Published in the journal Annals of Cardiac Anaesthesia, the authors describe an obese, male patient (body weight 86 kg, body mass index 33.5 kg/m 2 ) who after an uneventful triple-vessel coronary artery bypass graft surgery and left ventricular aneurysmorrhaphy developed intracerebral hemorrhage and subsequently required minitracheostomy due to obtunded consciousness level, poor cough efforts, and retained tracheobronchial secretions.

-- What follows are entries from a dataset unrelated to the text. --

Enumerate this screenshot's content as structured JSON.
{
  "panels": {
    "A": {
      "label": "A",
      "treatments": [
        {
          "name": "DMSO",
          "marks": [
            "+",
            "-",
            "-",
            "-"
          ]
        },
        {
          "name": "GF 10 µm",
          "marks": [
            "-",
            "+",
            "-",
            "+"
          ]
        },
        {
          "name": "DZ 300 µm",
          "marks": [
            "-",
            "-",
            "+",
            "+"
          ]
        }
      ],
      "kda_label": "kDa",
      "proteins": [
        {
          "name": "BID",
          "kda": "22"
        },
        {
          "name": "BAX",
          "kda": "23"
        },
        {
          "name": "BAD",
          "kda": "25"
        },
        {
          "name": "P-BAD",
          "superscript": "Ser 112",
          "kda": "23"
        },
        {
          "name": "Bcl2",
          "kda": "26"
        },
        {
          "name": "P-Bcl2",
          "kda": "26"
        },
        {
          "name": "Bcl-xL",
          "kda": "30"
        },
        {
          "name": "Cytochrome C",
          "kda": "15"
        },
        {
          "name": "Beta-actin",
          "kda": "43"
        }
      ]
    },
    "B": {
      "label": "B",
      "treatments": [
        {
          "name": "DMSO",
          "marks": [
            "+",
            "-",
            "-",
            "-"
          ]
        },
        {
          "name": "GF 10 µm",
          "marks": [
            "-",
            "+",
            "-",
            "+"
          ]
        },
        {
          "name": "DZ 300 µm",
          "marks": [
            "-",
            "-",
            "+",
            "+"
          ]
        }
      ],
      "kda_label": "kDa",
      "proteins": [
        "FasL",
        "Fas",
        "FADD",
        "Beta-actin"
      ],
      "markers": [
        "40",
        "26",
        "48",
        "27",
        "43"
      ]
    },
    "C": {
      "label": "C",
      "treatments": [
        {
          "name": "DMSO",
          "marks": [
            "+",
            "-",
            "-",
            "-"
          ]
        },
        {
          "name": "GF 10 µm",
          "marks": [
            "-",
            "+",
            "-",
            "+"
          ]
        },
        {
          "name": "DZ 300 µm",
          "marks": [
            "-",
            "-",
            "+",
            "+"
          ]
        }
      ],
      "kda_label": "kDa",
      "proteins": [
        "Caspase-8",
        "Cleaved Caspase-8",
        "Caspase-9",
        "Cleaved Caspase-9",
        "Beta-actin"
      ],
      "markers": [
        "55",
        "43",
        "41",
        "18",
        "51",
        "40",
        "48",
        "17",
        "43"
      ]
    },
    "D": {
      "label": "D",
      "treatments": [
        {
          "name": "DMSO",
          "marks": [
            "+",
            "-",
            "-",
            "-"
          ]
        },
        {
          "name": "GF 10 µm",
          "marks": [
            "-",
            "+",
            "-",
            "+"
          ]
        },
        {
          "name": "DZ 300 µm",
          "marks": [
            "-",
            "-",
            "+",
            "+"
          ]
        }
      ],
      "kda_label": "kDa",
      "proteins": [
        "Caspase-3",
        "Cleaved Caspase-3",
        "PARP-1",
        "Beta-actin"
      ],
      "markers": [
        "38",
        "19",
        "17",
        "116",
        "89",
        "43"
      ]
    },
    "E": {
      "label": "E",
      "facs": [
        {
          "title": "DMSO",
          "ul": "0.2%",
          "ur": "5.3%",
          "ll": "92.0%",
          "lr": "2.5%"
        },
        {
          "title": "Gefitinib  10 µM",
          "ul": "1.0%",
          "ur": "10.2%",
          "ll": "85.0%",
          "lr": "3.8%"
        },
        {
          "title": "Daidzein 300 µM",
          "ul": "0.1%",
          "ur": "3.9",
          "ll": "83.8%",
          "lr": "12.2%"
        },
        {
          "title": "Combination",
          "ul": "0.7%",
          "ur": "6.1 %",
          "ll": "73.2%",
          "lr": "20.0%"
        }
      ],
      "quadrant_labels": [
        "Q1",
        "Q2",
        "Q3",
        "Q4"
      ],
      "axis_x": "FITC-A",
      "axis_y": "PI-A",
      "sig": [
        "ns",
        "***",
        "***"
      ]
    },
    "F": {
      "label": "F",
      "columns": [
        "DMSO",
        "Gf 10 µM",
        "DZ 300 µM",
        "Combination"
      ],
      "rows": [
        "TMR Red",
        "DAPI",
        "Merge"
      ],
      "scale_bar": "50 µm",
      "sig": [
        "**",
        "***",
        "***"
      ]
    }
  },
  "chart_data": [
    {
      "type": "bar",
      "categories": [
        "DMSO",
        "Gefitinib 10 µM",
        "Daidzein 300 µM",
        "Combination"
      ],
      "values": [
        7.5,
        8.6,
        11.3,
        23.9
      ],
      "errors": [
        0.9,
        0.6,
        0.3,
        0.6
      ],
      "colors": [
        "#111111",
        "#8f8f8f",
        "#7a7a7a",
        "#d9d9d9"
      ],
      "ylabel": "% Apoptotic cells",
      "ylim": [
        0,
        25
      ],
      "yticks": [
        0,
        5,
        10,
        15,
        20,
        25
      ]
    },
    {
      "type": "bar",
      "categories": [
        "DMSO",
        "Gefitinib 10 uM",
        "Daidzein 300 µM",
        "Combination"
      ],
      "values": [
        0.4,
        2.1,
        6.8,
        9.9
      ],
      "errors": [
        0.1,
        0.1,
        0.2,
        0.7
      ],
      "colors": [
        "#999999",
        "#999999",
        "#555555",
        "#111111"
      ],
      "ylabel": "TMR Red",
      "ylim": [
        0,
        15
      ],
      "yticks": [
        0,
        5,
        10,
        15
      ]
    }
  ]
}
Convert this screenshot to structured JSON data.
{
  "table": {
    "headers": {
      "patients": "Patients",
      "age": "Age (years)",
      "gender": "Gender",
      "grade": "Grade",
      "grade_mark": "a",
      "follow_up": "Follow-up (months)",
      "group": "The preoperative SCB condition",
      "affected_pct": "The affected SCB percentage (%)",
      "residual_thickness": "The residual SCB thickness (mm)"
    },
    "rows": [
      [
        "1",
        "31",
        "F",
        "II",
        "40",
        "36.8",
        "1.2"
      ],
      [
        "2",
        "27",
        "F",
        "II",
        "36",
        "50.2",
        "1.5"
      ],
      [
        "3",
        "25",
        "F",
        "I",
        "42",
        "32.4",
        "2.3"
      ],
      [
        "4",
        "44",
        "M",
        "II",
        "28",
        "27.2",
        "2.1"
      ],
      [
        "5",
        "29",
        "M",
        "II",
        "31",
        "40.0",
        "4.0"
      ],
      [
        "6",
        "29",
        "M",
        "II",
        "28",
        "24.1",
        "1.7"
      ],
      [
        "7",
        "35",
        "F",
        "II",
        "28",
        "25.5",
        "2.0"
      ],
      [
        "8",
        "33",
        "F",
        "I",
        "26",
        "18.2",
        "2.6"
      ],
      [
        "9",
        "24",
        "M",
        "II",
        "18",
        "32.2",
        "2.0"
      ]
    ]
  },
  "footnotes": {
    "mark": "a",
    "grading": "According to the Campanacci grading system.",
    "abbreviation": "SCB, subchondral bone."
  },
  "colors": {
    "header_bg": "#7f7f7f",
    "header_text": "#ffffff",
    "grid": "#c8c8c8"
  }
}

A percutaneous, flanged, reclosable 4 mm internal diameter tube was inserted smoothly through the cricothyroid membrane, using Seldinger technique after aspiration of air from the trachea by an experienced operator.

Immediate chest X-ray revealed misdirected tube, facing upward toward the laryngeal opening. The tube was repositioned using bronchoscope and no further untoward event happened.

Learning Points:-

• The case described underlines the importance of the fact that classical method of railroading a minitracheostomy tube over guidewire and introducer may sometimes result in misdirection.

• It may be advisable to perform direct laryngoscopy or bronchoscopy to ensure that retrograde passage of guidewire, introducer, and hence minitracheostomy tube has not occurred.

• Aspiration of air may not necessarily indicate correct placement of the minitracheostomy tube.

• In addition, direction of puncture needle may change during the procedure, resulting in malposition/misdirection of the guidewire.

• In patients with difficult anatomy (short, thick neck, tissue swelling, goiter, previous neck surgery), assistance of an ENT surgeon or a formal tracheostomy may be required.